WindsweptRissa profile image
WindsweptRissa in reply to Fennella02

Thanks. If you don’t mind me asking, how did you get diagnosed?

Fennella02 profile image
Fennella02 in reply to WindsweptRissa

For several years, my condition was trivialised - if your fev1 and fvc are good then they’re not always too concerned. I have a longstanding diagnosis of lupus so lung problems can be a feature. I’ve researched a bit on SAD - enough to find that there isn’t a great deal of info out there!

Diagnosis has ‘evolved’ over the years with repeated PFT’s and spirometry. They don’t get too excited about it because inhalers are the mainstay of treatment. I’ve read that fine mist inhalers are best but Spiolto was the only suitable one for me and I was allergic 🙁.

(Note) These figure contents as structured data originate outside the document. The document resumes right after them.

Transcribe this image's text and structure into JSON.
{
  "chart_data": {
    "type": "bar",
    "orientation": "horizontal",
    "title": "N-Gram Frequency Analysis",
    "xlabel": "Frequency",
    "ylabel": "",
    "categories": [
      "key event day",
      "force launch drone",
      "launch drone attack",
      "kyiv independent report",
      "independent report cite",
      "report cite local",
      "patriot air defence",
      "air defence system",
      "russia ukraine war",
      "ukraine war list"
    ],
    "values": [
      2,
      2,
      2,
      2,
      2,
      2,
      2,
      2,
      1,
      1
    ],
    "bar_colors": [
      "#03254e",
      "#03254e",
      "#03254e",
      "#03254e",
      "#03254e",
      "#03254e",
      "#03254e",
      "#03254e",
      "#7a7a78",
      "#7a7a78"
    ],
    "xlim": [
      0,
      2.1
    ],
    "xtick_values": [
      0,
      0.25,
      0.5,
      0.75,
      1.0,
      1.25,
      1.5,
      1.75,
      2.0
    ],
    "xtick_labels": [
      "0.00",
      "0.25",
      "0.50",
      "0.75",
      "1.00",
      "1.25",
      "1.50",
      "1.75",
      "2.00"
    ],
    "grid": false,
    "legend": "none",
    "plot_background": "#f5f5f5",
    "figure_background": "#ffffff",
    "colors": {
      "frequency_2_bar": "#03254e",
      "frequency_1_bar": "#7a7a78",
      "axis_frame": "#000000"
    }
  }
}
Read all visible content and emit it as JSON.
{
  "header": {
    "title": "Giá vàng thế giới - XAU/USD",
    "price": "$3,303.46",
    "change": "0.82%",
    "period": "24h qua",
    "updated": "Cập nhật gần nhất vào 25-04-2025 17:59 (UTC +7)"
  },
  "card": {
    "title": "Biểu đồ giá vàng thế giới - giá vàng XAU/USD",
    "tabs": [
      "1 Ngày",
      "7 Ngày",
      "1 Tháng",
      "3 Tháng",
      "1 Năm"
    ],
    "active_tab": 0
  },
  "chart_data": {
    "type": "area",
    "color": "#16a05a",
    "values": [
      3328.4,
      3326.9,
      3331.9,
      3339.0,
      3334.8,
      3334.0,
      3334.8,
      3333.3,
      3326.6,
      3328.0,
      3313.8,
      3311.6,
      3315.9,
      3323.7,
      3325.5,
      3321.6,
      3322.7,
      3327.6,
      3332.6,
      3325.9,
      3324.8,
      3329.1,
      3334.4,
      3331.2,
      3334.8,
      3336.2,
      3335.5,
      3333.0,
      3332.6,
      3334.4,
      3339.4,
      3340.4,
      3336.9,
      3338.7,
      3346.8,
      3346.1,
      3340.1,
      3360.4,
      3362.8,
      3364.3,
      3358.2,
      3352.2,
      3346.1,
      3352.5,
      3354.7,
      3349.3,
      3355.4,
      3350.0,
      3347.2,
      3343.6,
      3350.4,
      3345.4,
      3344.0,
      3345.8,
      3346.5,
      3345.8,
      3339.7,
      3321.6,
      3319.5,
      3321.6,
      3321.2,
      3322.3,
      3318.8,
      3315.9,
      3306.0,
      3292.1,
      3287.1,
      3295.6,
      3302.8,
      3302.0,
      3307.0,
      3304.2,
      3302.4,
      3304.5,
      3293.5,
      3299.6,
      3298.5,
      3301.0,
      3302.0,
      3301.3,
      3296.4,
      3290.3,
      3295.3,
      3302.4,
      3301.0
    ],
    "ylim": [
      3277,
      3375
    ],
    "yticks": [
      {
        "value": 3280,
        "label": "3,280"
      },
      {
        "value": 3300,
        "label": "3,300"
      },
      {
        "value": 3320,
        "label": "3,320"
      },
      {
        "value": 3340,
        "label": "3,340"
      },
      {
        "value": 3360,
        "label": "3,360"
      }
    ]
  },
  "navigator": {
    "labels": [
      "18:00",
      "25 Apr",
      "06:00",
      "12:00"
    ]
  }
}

Hope this helps a bit. I have had to really persist with my consultant or he would have discharged me back to my GP.

WindsweptRissa profile image
WindsweptRissa in reply to Fennella02

Yeah, I had spirometry 3 years ago and as the FEV1 and FVC were better than normal I was told my lungs were perfectly healthy. Apparently sounding like a 60 a day smoker when you cough despite never smoking is nothing to be concerned about lol.

Fennella02 profile image
Fennella02 in reply to WindsweptRissa

Yes, I’m with you there! At my appt last week, my consultant did admit that only part of the picture comes from the test results, the rest is how it affects us individually. I keep getting ‘natural ageing’ thrown at me but I’m 51, non smoker, under 8st and botch up miles with my dogs each day so I don’t accept that my bronchioles are so much older than the rest of me!